Depois de duas obras de ficção publicadas através de uma editora, Pedro Moreira decidiu tomar rédeas à edição dos próprios livros de viagem, onde relata as experiências vividas em cada périplo com o mesmo despudor com que as conta no blogue e agora, entre garfadas de almoço num restaurante em Lisboa. Em Angola, por exemplo, trataram-no com tanta hospitalidade que dos 60€ que gastou, apenas 10€ lhe saíram do orçamento. No Gabão, um ronco inesperado no denso da floresta deixou-o petrificado. “Sentia o coração na ponta dos dedos.” Só pensava que ia ser “aquele ‘tuga’ que morreu comido por uma pantera negra”, ri-se. Descobriu depois que o mais provável é ter sido um gorila. Na viagem anterior, acabou detido duas noites no Laos, acusado de crimes que não teria cometido para lhe extorquirem dinheiro. Foi mandado parar 23 vezes pela polícia na Nigéria, acusado de ser terrorista. Na Serra Leoa, teve de fazer jogo de cintura para passar a fronteira sem pagar pelo “favor”. “Não te podes mostrar intimidado mas também não podes ser demasiado cool senão pensam que não os estás a levar a sério. É um equilíbrio desgastante.”
Os encontros, as experiências e as reflexões vividas durante as viagens dão corpo aos livros e ao plano de vida: fazer do ciclo deambulante um emprego a tempo inteiro. Viajar, escrever no regresso, partilhar, partir novamente. “A vantagem de ser um autor independente é que posso fazer exactamente o livro que quero e no final escolher o preço para o público.” Como não partilha o lucro, recebe uma percentagem maior em cada exemplar, conseguindo pedir um valor mais baixo ao leitor. Ganha quem escreve, ganha quem lê. “É a única razão pela qual tenho uma réstia de esperança de viver disto.”

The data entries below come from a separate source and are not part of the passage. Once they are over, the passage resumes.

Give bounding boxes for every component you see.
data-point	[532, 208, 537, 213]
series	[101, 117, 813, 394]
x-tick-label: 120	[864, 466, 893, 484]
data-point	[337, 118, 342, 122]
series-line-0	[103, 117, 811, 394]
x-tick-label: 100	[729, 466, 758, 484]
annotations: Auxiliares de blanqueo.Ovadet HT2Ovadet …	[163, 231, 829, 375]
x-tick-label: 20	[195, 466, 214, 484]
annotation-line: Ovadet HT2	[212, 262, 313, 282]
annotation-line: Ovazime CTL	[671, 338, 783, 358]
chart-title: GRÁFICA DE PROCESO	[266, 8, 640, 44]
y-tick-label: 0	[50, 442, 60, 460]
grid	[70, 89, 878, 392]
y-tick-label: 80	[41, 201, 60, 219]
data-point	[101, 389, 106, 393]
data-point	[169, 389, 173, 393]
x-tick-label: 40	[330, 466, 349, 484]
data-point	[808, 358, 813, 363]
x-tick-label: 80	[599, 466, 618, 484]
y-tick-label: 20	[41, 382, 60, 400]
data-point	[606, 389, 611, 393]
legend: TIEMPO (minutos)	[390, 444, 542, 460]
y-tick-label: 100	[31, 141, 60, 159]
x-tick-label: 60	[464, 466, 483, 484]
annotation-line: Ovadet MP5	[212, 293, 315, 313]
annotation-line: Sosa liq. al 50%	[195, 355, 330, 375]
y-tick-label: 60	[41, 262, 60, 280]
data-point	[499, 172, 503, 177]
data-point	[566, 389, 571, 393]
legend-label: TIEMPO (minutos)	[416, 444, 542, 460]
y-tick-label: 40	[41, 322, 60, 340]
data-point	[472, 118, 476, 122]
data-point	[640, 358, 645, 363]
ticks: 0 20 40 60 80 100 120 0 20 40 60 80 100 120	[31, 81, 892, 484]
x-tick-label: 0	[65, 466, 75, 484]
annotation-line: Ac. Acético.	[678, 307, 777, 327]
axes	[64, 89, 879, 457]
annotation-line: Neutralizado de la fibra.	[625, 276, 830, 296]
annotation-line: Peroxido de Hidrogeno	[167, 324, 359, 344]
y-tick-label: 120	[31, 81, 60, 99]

Com o último livro, fez 40 apresentações pelo país. Desta vez gostava de chegar às 100. E ir a mais escolas. “Não vou vender praticamente nada mas sempre pagam a deslocação e falo com miúdos que às vezes precisam de um bocado de inspiração.” Quer mostrar-lhes que não têm de fazer todos as mesmas coisas e que não há problema em cada um seguir o seu caminho. “Às vezes somos um bocado encaixotados e é fixe perceber que podes fazer a tua própria caixa, não precisas de viver na dos outros.”
Resposta rápida
O que leva sempre em viagem?
O computador portátil para escrever. Até para ir ali ao Porto. Nunca se sabe quando é que a vontade ataca.
O que se ganha a viajar sozinho?
A companhia das pessoas que ainda não conhecemos.
O que é preciso ter para se viajar sozinho?
Vontade. Primeiro e acima de tudo. Depois ajuda provavelmente ter alguma inteligência social e emocional, mas são atributos que qualquer pessoa pode ter se se esforçar e prestar atenção.
Se nada fosse impossível, onde gostava de ir?
À criação do universo. É onde vivo e gostava de vê-lo a nascer.